# Glass Beaded Aluminum El Grande



## Stevej72 (Apr 11, 2008)

Here is a picture that I took using Gerry's tutorial. It is an aluminum El Grande that has been glass beaded. No other finish on it. The picture shows the light tent I used with three 6500K bulbs. I used the 18% grey card to get an exposure of 1/40 at f8.  And, I used my expodisc to set the white balance.  I tried the auto and a couple of the flourescent preset white balance settings, but they didn't work.

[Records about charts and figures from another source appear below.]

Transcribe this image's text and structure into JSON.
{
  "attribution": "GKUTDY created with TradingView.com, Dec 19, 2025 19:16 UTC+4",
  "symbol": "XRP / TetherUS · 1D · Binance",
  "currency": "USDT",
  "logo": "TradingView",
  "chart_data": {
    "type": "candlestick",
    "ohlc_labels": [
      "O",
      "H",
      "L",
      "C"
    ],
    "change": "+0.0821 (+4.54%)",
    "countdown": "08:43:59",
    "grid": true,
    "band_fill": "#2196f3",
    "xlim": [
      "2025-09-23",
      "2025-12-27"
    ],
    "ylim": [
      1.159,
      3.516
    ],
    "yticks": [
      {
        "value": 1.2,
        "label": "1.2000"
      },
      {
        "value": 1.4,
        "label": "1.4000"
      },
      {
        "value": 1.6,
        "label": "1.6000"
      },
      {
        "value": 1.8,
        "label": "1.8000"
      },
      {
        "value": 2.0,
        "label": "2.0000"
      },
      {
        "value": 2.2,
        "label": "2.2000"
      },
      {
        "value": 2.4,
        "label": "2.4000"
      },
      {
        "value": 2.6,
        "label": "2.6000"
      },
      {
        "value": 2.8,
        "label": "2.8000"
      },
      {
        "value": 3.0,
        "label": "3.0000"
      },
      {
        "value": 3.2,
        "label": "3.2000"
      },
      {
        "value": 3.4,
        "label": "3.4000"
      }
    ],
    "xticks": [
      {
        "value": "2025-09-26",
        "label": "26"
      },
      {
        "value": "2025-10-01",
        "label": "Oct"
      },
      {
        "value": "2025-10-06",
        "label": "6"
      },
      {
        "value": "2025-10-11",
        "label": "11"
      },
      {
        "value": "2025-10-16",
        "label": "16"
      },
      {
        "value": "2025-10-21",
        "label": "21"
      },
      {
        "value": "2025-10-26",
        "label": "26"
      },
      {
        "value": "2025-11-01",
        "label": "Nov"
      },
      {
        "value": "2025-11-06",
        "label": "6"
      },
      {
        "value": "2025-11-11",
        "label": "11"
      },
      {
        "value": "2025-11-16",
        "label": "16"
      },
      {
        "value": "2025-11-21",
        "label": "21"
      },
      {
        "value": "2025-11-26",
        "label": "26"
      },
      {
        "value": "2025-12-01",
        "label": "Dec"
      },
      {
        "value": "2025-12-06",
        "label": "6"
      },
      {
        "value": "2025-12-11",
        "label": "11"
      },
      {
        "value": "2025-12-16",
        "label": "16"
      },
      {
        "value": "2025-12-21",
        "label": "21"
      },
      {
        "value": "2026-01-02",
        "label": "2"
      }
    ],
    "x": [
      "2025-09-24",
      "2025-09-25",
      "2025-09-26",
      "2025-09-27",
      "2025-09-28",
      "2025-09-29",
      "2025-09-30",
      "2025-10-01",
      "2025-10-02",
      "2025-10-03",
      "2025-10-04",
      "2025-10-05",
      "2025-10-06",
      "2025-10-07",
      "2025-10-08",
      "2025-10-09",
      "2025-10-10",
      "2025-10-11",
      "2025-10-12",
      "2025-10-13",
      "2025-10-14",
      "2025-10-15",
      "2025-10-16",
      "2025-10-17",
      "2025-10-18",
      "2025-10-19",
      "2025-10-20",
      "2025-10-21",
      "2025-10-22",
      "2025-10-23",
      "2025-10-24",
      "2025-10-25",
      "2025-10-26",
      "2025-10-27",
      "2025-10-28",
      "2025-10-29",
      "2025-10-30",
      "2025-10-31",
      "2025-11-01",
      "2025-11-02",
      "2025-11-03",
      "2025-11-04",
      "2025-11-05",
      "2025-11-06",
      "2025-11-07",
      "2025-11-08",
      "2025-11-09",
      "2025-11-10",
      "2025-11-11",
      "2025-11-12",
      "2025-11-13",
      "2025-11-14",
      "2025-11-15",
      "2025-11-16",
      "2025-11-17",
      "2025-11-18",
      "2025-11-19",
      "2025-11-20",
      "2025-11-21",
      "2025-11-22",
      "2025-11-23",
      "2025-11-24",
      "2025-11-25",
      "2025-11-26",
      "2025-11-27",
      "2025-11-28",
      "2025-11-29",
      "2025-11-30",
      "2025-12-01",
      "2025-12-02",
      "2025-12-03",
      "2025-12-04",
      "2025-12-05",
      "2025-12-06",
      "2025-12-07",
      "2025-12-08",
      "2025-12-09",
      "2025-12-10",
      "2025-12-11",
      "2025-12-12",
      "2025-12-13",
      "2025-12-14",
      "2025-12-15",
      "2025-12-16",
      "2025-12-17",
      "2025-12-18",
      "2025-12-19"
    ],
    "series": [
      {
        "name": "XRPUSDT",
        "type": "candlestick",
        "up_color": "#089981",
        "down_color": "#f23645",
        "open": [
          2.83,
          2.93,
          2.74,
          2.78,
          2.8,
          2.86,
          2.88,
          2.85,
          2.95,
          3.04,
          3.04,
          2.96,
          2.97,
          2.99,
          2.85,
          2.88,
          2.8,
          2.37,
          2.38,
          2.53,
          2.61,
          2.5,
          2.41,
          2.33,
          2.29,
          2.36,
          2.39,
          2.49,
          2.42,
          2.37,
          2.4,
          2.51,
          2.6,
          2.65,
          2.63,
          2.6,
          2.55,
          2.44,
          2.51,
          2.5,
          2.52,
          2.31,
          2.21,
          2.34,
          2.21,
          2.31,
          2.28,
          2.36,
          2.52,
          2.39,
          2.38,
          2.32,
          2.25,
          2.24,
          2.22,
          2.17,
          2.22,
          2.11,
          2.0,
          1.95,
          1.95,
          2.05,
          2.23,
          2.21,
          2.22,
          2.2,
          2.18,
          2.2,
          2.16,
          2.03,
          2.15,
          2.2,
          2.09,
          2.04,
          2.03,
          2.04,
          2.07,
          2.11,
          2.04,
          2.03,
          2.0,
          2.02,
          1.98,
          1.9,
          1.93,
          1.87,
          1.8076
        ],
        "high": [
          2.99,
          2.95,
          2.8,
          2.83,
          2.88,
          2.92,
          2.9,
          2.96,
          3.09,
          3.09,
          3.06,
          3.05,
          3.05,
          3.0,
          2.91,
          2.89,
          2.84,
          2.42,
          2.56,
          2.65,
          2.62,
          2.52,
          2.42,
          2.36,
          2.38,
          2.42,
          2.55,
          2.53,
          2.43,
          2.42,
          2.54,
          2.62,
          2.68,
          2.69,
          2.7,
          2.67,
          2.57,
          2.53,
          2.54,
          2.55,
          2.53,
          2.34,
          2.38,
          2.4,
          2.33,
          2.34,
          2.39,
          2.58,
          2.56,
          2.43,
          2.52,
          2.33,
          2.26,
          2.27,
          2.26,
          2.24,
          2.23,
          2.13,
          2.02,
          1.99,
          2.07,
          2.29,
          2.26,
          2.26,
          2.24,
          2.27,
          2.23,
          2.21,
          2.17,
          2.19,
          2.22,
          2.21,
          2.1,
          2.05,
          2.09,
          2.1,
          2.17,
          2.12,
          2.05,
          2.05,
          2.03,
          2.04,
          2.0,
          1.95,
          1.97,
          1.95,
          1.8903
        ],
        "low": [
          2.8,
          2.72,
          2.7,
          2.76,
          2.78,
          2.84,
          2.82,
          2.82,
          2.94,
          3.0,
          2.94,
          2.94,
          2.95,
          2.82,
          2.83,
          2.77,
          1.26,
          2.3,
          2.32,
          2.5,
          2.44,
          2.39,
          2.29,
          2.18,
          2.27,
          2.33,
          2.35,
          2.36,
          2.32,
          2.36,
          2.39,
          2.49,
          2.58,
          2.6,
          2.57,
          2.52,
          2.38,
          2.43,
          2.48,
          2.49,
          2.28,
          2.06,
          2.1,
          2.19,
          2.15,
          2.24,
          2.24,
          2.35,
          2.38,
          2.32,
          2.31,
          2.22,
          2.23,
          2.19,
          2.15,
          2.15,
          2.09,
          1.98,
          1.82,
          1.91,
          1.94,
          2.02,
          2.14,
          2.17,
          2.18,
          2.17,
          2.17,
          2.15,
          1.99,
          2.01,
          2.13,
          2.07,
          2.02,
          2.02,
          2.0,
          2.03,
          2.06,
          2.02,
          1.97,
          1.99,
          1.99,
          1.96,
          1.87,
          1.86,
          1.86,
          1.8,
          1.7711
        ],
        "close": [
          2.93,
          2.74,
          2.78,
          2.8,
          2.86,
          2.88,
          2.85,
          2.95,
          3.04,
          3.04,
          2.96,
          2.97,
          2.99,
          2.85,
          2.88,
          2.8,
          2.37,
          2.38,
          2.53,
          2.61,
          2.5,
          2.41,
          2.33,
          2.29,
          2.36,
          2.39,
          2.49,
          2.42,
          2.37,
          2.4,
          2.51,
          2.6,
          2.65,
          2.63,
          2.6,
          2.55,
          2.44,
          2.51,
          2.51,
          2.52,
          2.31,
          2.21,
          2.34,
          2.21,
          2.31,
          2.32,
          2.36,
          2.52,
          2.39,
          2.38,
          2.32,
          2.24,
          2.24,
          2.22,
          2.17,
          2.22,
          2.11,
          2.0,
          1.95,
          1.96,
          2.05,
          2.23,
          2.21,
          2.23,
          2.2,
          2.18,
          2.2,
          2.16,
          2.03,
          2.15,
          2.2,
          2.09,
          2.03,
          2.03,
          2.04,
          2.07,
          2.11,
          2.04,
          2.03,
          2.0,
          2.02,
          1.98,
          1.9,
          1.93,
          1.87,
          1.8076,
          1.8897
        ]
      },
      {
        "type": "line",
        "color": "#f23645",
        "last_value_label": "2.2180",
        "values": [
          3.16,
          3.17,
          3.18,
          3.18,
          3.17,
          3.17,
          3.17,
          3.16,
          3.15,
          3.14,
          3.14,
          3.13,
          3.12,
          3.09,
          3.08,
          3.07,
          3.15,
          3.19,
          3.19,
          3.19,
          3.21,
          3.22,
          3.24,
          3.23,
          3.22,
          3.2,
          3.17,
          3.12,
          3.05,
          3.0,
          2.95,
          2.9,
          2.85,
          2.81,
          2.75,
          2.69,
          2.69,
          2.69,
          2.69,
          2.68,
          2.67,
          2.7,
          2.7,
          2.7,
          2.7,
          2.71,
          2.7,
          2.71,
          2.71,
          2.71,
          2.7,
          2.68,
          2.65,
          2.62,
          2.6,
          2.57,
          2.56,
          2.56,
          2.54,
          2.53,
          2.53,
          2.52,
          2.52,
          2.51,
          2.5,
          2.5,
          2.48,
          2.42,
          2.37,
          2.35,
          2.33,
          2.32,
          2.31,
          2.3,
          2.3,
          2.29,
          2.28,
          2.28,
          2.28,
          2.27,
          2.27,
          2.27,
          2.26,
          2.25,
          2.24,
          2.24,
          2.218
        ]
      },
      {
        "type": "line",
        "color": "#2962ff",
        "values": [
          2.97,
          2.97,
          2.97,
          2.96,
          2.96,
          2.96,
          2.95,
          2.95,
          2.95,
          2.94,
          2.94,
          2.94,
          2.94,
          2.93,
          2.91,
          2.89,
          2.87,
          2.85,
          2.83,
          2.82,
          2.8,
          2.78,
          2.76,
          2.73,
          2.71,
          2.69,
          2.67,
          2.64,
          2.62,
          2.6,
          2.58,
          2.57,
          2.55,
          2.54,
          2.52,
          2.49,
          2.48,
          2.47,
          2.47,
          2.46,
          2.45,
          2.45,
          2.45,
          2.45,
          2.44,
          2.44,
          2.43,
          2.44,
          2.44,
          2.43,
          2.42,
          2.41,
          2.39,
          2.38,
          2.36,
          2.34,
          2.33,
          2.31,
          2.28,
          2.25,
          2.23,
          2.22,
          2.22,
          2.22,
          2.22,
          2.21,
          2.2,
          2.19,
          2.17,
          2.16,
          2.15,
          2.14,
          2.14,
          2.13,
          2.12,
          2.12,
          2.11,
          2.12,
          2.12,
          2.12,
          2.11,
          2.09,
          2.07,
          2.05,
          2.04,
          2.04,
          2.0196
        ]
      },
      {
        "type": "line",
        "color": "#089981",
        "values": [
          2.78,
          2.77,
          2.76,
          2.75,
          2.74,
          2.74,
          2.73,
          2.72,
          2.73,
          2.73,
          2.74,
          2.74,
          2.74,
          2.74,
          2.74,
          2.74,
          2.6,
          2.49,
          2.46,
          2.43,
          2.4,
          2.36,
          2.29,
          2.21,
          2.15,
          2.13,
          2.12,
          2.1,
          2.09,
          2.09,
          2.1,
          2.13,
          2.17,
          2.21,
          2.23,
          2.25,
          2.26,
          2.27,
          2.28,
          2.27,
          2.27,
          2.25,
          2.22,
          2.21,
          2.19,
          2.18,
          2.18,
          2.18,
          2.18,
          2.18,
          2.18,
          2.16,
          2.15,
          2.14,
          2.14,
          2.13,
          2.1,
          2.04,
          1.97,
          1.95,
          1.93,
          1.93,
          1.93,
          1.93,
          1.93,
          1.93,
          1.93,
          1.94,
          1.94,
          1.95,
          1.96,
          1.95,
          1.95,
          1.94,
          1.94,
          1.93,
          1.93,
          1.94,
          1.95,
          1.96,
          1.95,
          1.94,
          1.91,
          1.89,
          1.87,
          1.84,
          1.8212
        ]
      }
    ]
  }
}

I plan to get the plexiglass and 5500K CFL bulbs that Gerry recommends.


----------



## gerryr (Apr 11, 2008)

Looks to my like the lights you have work.  I wouldn't spend the money on different ones.


----------



## Stevej72 (Apr 12, 2008)

Thanks, Gerry, my wife already think I spend too much money.


----------



## Dalecamino (Apr 17, 2008)

That's good work Steve ! Looks to me like you've nailed it . I too read Gerrys tutorial . I really needed to !! Thanks Gerry ! No , Thank You Very Much !! I will read it again and again , until I get it right .  [8D]


----------



## Dalecamino (Apr 17, 2008)

And nice pen too , Steve !![8D]


----------



## redfishsc (Apr 17, 2008)

Very sleek and elegant pen. I bet it's awesome to write with.


----------